Here are the questions.

  1. How many people chose the same candidate for both First and Second place?

  2. Of the ballots where the First and Second place choices are the same, what were the top 3 choices?

  3. Of the people who selected Ole Savior for First, what were the top three Second choices?

Problem 10.6: These questions refer to the diamonds data table in the ggplot2 package. Take a look at the codebook (using help()) so that you’ll understand the meaning of the tasks. (Motivated by Garrett Grolemund.)

Each of the following tasks can be accomplished by a statement of the form

diamonds %>% 
  verb1( args1 ) %>% 
  verb2( args2 ) %>% 
  arrange(desc( args3 )) %>% 
  head( 1 )

For each task, give appropriate R functions or arguments to substitute in place of verb1, verb2, args1, args2, and args3.

  1. Which color diamonds seem to be largest on average (in terms of carats)?
  2. Which clarity of diamonds has the largest average “table” per carat?

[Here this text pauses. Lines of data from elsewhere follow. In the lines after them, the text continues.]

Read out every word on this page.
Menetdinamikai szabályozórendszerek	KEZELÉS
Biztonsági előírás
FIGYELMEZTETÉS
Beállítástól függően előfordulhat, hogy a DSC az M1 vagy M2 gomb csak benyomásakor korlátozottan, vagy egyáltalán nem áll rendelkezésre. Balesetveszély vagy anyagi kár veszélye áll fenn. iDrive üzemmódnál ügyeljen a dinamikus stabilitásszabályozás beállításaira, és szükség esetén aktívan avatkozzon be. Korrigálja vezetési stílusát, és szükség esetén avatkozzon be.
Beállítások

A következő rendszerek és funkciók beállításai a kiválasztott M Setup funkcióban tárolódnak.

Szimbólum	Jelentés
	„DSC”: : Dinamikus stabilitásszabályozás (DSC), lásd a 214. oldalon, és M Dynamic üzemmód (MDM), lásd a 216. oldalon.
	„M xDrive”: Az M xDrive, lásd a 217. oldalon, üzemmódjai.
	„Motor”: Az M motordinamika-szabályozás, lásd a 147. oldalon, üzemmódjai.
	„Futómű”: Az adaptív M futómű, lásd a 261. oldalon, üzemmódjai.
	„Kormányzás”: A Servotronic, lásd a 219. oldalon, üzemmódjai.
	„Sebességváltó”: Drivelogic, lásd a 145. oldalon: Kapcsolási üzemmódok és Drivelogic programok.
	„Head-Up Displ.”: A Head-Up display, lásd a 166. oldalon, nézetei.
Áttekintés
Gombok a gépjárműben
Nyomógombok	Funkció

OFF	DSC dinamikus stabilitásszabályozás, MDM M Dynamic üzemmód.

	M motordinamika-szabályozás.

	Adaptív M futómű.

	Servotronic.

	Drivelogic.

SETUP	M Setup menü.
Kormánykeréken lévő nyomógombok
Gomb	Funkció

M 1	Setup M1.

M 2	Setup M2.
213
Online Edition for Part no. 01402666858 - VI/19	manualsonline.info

Problem 10.7: In the 2013 Minneapolis mayoral election, there were the 36 candidates as well as no choice (“undervote”) or disallowed multiple choices (“overvote”).] This means there are \(38 \times 38 = 1444\) different possibilities for a voter’s pair of first and second choices, and \(38 \times 38 \times 38 = 54,872\) possibilities for the triplet of first-second-third choices. It studying the patterns of choice combinations, it can be helpful to simplify by reducing the number of possibilities. A sensible approach is to group the minor candidates together.

Construct a data wrangling command to translate each of the minor candidates from the candidate’s name to “minor.” Define a minor candidate as getting fewer than 5000 first-choice votes.

Problem 10.8: Here are the first letters of the names of several data verbs. (Repeated letters are for different verbs.) Complete the name and say briefly what the verb does.

Rather than looking at a list of verbs, do this just from memory.

  • A
  • G
  • J
  • M
  • F
  • S
  • S